The Commodities Feed: Peace deal hopes fade, while tariff fears linger

Hopes for a Russia-Ukraine peace deal took a big step backwards after President Trump clashed with President Zelenskyy, while tariff concerns move to centre stage

Energy- Peace deal hopes fade

Uncertainty abounds following last week’s showdown between the US and Ukraine. It’s unclear where the US now stands, making a peace deal seem more distant than a week ago. This is altering energy-market hopes for an easing of sanctions. The shift in expecations is reflected in early morning price action for oil, with Brent up more than 1% at the time of writing.

On top of the uncertainty about a Russia-Ukraine peace deal, markets are bracing for US tariffs on Canada, China and Mexico to be imposed on 4 March. China faces an additional 10% tariff, following a similar amount imposed last month. Meanwhile, potential tariffs on Canada and Mexico will have great market impact, as these two countries are the largest suppliers of crude oil to the US. In 2024, 62% of US crude imports came from Canada, while 7% originated from Mexico. Tariffs would likely hurt Canadian producers. They have little flexibility to send oil to other countries, given that the bulk of pipeline infrastructure is directed towards the US. Canadian oil producers will likely have to accept larger discounts relative to WTI for their crude oil if tariffs go ahead. Mexico, by contrast, has more flexibility; US tariffs on Mexico will likely see crude redirected to other markets.

Also in focus this week is China’s Two Sessions. In particular, the Government Work Report, which will unveil China’s 2025 growth target. It’s likely to be kept at “around 5%,” while Beijing details priorities for fiscal and monetary policy amid growing trade tensions.

The latest positioning data shows speculators continue to reduce exposure to the oil market as global uncertainty intensifies. Speculators reduced net longs in ICE Brent by 44,677 lots over the last reporting week, leaving them with a net long 220,546 lots. The bulk of this move was driven by longs liquidating positions. A similar move was seen in NYMEX WTI. Speculators sold 35,752 lots, leaving them with a net long of 67,578 lots. Speculators have significantly reduced their net long in WTI in recent weeks, holding their smallest net long in WTI since 2010.

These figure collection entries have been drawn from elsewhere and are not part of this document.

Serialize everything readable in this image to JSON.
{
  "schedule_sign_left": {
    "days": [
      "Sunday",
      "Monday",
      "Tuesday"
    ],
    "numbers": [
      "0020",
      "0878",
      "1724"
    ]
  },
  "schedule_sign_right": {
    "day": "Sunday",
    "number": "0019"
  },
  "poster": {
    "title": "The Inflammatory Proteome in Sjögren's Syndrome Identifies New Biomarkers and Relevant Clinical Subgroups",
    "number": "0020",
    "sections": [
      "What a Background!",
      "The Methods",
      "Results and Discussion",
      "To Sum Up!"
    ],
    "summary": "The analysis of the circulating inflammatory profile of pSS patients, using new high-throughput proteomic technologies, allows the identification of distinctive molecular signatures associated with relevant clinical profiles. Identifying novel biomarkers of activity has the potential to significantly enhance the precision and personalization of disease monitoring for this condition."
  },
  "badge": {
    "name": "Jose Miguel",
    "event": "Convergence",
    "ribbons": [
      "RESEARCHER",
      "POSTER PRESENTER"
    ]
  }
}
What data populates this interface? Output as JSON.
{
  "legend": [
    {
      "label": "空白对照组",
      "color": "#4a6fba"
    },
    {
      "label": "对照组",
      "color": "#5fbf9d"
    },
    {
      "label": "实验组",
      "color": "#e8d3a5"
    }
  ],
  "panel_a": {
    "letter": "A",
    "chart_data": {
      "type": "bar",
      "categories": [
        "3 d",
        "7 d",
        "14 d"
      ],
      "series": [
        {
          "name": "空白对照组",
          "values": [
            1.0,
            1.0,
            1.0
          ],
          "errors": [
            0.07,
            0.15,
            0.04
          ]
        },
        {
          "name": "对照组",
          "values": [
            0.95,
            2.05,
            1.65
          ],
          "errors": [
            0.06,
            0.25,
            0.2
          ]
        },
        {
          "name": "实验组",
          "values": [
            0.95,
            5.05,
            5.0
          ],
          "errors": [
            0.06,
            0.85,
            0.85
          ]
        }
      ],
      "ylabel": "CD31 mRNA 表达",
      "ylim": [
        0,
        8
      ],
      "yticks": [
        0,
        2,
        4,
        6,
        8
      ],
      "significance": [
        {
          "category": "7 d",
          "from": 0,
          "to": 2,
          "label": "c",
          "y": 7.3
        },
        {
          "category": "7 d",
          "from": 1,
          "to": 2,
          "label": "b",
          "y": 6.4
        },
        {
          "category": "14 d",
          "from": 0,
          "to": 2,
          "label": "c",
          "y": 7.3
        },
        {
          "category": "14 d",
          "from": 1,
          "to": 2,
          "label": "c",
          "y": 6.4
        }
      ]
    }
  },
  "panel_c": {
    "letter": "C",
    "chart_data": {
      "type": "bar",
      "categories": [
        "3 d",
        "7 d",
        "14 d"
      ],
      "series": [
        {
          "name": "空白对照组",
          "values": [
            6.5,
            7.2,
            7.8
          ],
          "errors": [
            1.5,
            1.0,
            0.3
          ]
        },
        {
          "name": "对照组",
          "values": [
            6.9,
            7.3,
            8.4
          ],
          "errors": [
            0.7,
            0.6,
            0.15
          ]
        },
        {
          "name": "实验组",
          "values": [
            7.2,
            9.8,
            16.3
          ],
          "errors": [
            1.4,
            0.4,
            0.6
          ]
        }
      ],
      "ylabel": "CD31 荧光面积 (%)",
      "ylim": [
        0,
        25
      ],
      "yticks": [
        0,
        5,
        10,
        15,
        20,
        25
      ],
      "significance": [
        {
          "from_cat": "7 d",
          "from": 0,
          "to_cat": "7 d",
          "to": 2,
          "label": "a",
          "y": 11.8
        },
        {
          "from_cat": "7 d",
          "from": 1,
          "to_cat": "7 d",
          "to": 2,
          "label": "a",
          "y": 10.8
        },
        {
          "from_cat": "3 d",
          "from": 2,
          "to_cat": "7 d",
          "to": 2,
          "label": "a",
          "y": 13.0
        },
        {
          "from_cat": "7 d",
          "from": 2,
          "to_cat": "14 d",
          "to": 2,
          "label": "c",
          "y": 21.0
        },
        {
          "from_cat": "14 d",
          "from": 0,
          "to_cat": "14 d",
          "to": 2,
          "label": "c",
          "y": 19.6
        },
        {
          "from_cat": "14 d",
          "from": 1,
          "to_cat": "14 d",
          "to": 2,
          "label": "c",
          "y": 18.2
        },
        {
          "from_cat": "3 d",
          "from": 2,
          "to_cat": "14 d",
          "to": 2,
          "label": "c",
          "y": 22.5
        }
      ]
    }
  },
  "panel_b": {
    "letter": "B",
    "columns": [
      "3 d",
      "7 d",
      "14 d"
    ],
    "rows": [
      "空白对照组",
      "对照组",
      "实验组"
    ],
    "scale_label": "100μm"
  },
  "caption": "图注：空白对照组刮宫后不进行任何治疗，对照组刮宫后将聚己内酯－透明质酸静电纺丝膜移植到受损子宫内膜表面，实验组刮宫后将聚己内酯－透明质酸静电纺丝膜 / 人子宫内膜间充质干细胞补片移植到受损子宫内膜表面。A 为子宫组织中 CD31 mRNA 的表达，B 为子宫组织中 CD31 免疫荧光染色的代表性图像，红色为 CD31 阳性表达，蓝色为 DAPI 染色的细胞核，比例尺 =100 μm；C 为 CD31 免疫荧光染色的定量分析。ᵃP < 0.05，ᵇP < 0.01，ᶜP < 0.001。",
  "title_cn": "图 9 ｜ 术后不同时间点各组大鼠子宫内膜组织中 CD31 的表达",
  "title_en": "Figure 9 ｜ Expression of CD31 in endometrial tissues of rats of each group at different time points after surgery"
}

Agriculture – Indian sugar output falls

In India, the latest data from the Indian Sugar & Bio-Energy Manufacturers Association (ISMA) shows that 2024/25 cumulative sugar production fell 14% year on year to 22mt -- after diversion to ethanol -- as of 28 February. This compares to 25.6mt during the same period last year. By the end of February, 355 mills were crushing cane compared to 466 mills at the same time last year. Lower output from India and some downgrades to the Thai crop have speculators shifting from holding a net short to a net long in No.11 raw sugar. They bought 62,268 lots over the last reporting week, leaving them with a net long of 51,328 lots. Looking ahead, the market will be focused on the 2025/26 CS Brazil crop, which will officially get underway at the start of April.